MICHNA : Si l’un des deux pains de Shavouot ou l’un des deux arrangements du pain de proposition est devenu rituellement impur, Rabbi Yehouda dit : Les deux doivent être apportés au lieu de combustion comme toute autre offrande disqualifiée, car aucune offrande communautaire n’est divisée. C’est-à-dire qu’elle est soit apte dans son intégralité, soit inapte dans son intégralité. Et les Sages disent : Celui qui est impur reste dans son état d’impureté et celui qui est pur sera mangé.
גְּמָ׳ אָמַר רַבִּי אֶלְעָזָר: מַחְלוֹקֶת לִפְנֵי זְרִיקָה, אֲבָל לְאַחַר זְרִיקָה – דִּבְרֵי הַכֹּל הַטָּמֵא בְּטוּמְאָתוֹ וְהַטָּהוֹר יֵאָכֵל.
GUEMARA :Rabbi Elazar dit : Le différend entre Rabbi Yehouda et les Sages ne s’applique qu’à un cas où un pain est devenu rituellement impur avant l’aspersion du sang des agneaux, car c’est cet acte qui rend les pains permis à la consommation. En conséquence, ils sont en désaccord sur le point de savoir si l’aspersion est efficace pour permettre la consommation du pain pur restant. Mais dans un cas où un pain est devenu impur après l’aspersion, c’est-à-dire lorsque les deux pains étaient initialement permis à la consommation, tout le monde est d’accord pour dire que l’impur demeure dans son état d’impureté et le pur sera mangé.

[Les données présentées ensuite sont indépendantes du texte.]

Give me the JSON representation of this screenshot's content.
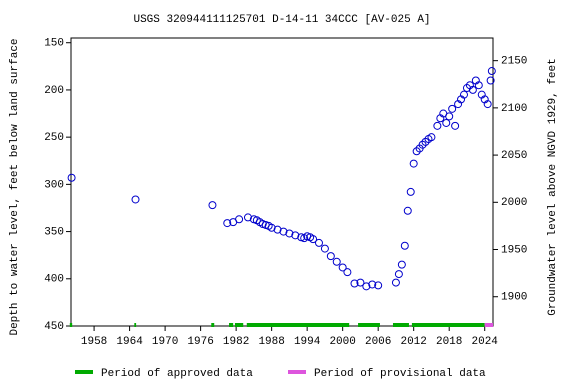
{
  "chart_data": {
    "type": "scatter",
    "title": "USGS 320944111125701 D-14-11 34CCC [AV-025 A]",
    "y_label": "Depth to water level, feet below land surface",
    "y2_label": "Groundwater level above NGVD 1929, feet",
    "xlim": [
      1954.1,
      2025.4
    ],
    "xticks": [
      1958,
      1964,
      1970,
      1976,
      1982,
      1988,
      1994,
      2000,
      2006,
      2012,
      2018,
      2024
    ],
    "ylim": [
      450,
      145
    ],
    "yticks": [
      150,
      200,
      250,
      300,
      350,
      400,
      450
    ],
    "y2lim": [
      1869,
      2174
    ],
    "y2ticks": [
      1900,
      1950,
      2000,
      2050,
      2100,
      2150
    ],
    "series": [
      {
        "name": "Depth to water level",
        "color": "#0000cc",
        "x": [
          1954.2,
          1965,
          1978,
          1980.5,
          1981.5,
          1982.5,
          1984,
          1985,
          1985.5,
          1986,
          1986.5,
          1987,
          1987.5,
          1988,
          1989,
          1990,
          1991,
          1992,
          1993,
          1993.5,
          1994,
          1994.5,
          1995,
          1996,
          1997,
          1998,
          1999,
          2000,
          2000.8,
          2002,
          2003,
          2004,
          2005,
          2006,
          2009,
          2009.5,
          2010,
          2010.5,
          2011,
          2011.5,
          2012,
          2012.5,
          2013,
          2013.5,
          2014,
          2014.5,
          2015,
          2016,
          2016.5,
          2017,
          2017.5,
          2018,
          2018.5,
          2019,
          2019.5,
          2020,
          2020.5,
          2021,
          2021.5,
          2022,
          2022.5,
          2023,
          2023.5,
          2024,
          2024.5,
          2025,
          2025.2
        ],
        "values": [
          293,
          316,
          322,
          341,
          340,
          337,
          335,
          337,
          338,
          340,
          342,
          343,
          344,
          346,
          348,
          350,
          352,
          354,
          356,
          357,
          355,
          356,
          358,
          362,
          368,
          376,
          382,
          388,
          393,
          405,
          404,
          408,
          406,
          407,
          404,
          395,
          385,
          365,
          328,
          308,
          278,
          265,
          262,
          258,
          255,
          252,
          250,
          238,
          230,
          225,
          235,
          228,
          220,
          238,
          215,
          210,
          205,
          198,
          195,
          200,
          190,
          195,
          205,
          210,
          215,
          190,
          180
        ]
      }
    ],
    "periods": [
      {
        "name": "Period of approved data",
        "color": "#00aa00",
        "ranges": [
          [
            1953.9,
            1954.3
          ],
          [
            1964.8,
            1965.1
          ],
          [
            1977.8,
            1978.3
          ],
          [
            1980.8,
            1981.5
          ],
          [
            1981.8,
            1983.2
          ],
          [
            1983.8,
            2001.1
          ],
          [
            2002.6,
            2006.3
          ],
          [
            2008.5,
            2011.2
          ],
          [
            2011.7,
            2024.0
          ]
        ]
      },
      {
        "name": "Period of provisional data",
        "color": "#dd55dd",
        "ranges": [
          [
            2024.0,
            2025.4
          ]
        ]
      }
    ]
  }
}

וְלִפְנֵי זְרִיקָה, בְּמַאי פְּלִיגִי? אָמַר רַב פָּפָּא: בְּצִיץ מְרַצֶּה עַל אֲכִילוֹת קָא מִיפַּלְגִי,
La Guemara demande : Et dans le cas où les pains deviennent impurs avant l’aspersion du sang, sur quel principe sont-ils en désaccord ? Rav Pappa a dit : Ils sont en désaccord au sujet de la plaque frontale du Grand Prêtre, c’est-à-dire si elle opère l’acceptation uniquement pour l’impureté des éléments sacrifiés sur l’autel, ou aussi pour l’impureté des éléments qui seraient normalement consommés par les prêtres.